« As públicas virtudes alimentam-se dos vícios privados »
Este autor, Bernard Mandeville, tem sido uma espécie de «esqueleto no armário» dos neoliberais. Ele foi um prolixo autor no século XVIII, no entanto, a sua obra mais célebre é a «Fábula das Abelhas».
A sua teoria fá-lo, de certo modo, um precursor do neoliberalismo. A teoria de que as pessoas estão sobretudo mobilizadas para satisfazer os seus desejos. Ele leva o argumento ao extremo, pelo que fala de «vícios». «Os vícios privados originam as públicas virtudes». A paradoxal e provocatória tese recebe o semblante de demonstração seguinte:
Uma meretriz, para exercer a sua profissão, tem de se vestir com roupa elegante, adornar-se com joias vistosas, para atrair o olhar dos homens e acicatar os seus desejos de luxúria, etc... Mas, ao fazê-lo, está a dar emprego a artesãos e comerciantes, que a vestem, ornamentam, satisfazem os seus caprichos, etc. Ou seja, o dinheiro gasto no vício, acaba por ser reciclado em sustento dos artesãos e comerciantes honestos e serve para aumentar a riqueza da nação, assim como outras atividades que ninguém hesitaria em considerar honestas.

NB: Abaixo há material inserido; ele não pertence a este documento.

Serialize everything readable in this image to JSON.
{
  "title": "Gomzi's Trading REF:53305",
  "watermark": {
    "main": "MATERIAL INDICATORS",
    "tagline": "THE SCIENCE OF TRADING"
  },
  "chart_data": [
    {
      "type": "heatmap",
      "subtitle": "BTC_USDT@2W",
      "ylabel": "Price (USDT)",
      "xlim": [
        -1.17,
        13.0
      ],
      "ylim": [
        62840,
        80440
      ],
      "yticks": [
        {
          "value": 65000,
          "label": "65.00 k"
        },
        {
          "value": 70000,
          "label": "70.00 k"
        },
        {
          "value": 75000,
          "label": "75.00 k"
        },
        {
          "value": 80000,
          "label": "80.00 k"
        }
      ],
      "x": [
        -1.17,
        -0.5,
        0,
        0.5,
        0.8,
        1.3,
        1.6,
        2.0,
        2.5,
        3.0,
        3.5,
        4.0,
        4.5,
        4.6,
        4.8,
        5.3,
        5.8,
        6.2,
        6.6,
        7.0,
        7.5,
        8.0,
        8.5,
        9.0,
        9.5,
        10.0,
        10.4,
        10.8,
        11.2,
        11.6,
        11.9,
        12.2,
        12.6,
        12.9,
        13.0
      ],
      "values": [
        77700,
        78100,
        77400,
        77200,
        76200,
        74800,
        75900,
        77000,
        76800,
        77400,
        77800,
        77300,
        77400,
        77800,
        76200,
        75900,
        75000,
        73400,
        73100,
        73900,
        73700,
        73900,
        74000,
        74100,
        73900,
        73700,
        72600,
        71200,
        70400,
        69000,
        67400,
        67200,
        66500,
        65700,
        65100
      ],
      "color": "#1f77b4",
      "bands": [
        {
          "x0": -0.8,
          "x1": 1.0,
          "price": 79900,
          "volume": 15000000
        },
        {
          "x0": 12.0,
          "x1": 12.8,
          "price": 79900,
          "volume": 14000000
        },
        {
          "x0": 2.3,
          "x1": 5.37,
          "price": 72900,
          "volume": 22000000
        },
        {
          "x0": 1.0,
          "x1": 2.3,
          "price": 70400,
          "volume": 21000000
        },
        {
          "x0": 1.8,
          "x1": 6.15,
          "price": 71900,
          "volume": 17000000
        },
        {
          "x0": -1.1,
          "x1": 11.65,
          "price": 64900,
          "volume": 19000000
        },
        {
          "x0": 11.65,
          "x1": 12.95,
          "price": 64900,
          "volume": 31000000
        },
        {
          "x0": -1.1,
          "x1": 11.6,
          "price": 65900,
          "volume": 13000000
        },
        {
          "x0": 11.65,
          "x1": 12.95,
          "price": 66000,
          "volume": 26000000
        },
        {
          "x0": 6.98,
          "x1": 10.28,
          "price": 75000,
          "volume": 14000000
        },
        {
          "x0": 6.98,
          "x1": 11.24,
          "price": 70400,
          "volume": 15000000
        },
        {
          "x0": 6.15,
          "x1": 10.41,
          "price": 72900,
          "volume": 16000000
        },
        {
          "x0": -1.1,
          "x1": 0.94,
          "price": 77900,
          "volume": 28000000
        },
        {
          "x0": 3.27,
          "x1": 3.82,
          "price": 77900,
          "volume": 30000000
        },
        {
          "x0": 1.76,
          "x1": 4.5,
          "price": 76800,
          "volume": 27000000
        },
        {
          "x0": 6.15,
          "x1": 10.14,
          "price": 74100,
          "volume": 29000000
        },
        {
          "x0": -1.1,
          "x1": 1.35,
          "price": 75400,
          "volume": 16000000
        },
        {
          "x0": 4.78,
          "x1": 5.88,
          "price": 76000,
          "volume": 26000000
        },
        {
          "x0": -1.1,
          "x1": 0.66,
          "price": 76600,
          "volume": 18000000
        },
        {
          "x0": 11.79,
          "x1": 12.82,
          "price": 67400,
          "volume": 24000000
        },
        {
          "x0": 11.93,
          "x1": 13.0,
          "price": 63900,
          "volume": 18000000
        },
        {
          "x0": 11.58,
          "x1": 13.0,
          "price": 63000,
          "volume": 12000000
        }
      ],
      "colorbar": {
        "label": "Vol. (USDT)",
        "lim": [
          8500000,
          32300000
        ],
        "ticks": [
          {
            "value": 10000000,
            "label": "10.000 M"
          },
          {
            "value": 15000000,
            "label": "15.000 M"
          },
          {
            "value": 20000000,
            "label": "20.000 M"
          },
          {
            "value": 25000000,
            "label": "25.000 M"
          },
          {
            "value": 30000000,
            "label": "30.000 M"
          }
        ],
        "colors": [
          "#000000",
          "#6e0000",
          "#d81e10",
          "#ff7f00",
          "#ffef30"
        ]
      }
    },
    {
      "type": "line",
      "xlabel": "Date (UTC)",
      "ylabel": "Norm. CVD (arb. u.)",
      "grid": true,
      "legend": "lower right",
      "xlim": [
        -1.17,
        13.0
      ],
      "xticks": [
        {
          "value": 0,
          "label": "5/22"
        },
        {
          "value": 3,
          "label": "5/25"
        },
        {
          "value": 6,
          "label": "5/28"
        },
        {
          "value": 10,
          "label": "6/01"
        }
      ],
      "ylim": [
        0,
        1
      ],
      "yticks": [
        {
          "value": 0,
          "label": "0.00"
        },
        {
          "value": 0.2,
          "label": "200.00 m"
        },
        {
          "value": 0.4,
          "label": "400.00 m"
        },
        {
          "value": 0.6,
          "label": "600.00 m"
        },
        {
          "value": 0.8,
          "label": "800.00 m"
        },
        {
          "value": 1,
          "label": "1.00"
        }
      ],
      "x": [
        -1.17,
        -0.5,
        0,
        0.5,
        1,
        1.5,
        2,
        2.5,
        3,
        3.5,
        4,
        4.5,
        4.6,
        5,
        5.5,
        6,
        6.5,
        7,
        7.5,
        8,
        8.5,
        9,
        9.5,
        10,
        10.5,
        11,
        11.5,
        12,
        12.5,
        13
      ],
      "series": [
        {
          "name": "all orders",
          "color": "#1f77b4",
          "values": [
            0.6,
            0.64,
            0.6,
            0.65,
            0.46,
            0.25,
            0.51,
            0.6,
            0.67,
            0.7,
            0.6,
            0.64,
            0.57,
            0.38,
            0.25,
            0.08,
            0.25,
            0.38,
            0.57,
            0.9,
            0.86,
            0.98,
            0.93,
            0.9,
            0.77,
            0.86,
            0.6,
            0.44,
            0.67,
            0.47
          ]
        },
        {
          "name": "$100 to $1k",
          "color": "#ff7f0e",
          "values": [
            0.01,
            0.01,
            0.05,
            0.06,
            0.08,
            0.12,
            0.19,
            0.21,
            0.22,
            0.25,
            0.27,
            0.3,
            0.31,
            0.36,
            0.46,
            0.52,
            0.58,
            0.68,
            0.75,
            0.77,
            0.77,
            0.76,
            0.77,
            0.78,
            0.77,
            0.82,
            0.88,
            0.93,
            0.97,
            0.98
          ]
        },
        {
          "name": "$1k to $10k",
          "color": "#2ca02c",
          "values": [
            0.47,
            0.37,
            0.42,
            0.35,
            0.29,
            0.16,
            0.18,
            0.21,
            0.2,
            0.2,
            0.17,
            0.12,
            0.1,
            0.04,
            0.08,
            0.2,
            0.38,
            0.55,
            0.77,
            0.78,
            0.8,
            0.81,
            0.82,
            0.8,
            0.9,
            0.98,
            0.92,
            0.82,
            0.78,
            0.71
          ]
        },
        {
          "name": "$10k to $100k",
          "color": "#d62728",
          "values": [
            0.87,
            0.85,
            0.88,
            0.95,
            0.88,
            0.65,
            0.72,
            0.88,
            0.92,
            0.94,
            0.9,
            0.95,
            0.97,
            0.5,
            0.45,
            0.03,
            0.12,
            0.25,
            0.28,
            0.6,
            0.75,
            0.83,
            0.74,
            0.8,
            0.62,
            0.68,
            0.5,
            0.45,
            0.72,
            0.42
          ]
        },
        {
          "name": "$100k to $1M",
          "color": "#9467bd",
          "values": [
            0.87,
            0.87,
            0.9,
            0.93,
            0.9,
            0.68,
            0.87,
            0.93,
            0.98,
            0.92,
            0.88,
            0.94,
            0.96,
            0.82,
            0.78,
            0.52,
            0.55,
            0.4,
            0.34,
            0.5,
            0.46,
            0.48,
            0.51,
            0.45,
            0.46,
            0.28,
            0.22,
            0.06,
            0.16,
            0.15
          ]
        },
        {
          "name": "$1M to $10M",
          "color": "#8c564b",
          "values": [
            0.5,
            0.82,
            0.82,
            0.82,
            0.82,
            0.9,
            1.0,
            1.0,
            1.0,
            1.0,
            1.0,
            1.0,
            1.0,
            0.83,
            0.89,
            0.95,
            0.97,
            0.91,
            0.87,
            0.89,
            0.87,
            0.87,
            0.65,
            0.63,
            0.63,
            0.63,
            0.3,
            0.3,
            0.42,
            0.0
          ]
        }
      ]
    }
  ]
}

Adam Smith, o «pai» incontestado da economia clássica, aproveitou a ideia, mas eliminando a referência ao vício, que poderia afastar os mais moralistas. Na pena de Smith, o vício é substituído por algo aceitável por todos: O desejo de satisfazer as necessidades da vida. O interesse individual, não só é compatível com os interesses da sociedade, como a própria sociedade tem tudo a ganhar em permitir (e proporcionar) que os indivíduos procurem satisfazer os seus desejos, pois é a partir destes, que nasce a procura para uma infinidade de mercadorias e assim se estimulam a indústria e o comércio e se enriquece a nação.
Mas, o argumento foi "esticado" pelos neoliberais, ao ponto de se transformar na falácia do «trickle-down economics», ou seja, "o escorrer da riqueza dos muito ricos para as classes mais modestas, através de toda a espécie de despesas que os primeiros efetuam".
Esta forma de defender os privilégios e as assimetrias de riqueza seria apenas ridícula em si mesma, não fosse ela ser assumida por inúmeros políticos neoliberais, até aos dias de hoje.
O neoliberalismo foi o "cavalo de batalha" de Milton Friedman e da Escola de Chicago. O neoliberalismo recupera a tal "evidência" de Mandeville. É com base em tal «argumento», que justifica as suas propostas de aliviar os impostos aos mais ricos, promovendo-os a benfeitores da sociedade. Porém, não se ficaram pela falácia intelectual, pois as doutrinas neoliberais por eles desenvolvidas, serviram para justificar e pôr em prática as políticas mais retrógradas: Vejam-se os seus efeitos no Chile de Pinochet (aconselhado pelos economistas da Escola de Chicago) e nas economias mais frágeis do Terceiro Mundo.
O mercado foi deificado, como se fosse "Deus ex maquina", acabando por realizar o milagre de alocar o "preço justo", pondo de acordo os atores deste mercado. Na verdade, a imagem metafórica da "mão invisível do mercado", utilizada por Adam Smith, foi tomada «ao pé da letra», deixando de ser considerada mera figura de retórica, para assumir papel propriamente divino de conciliar compradores e vendedores: Eis o tal "Livre Mercado"... "livre", porque os intervenientes não foram forçados por nada nem ninguém (em teoria), a comprar ou vender por um determinado valor...
O público e sucessivas gerações de estudantes das faculdades de Economia, nos países mais diversos, são doutrinados com "teorias científicas" deste quilate, que pretendem justificar a manutenção da exploração e privilégios como se fossem "forças da natureza", às quais não faria qualquer sentido nos opormos.
MANDEVILLE não poderia imaginar que a sua construção teórica arrojada e escandalosa em sua época, iria ser inspiração para o chamado "neoliberalismo". Este, devia antes ser reconhecido e designado como a "Teoria justificativa do egoísmo e ganância dos ricos".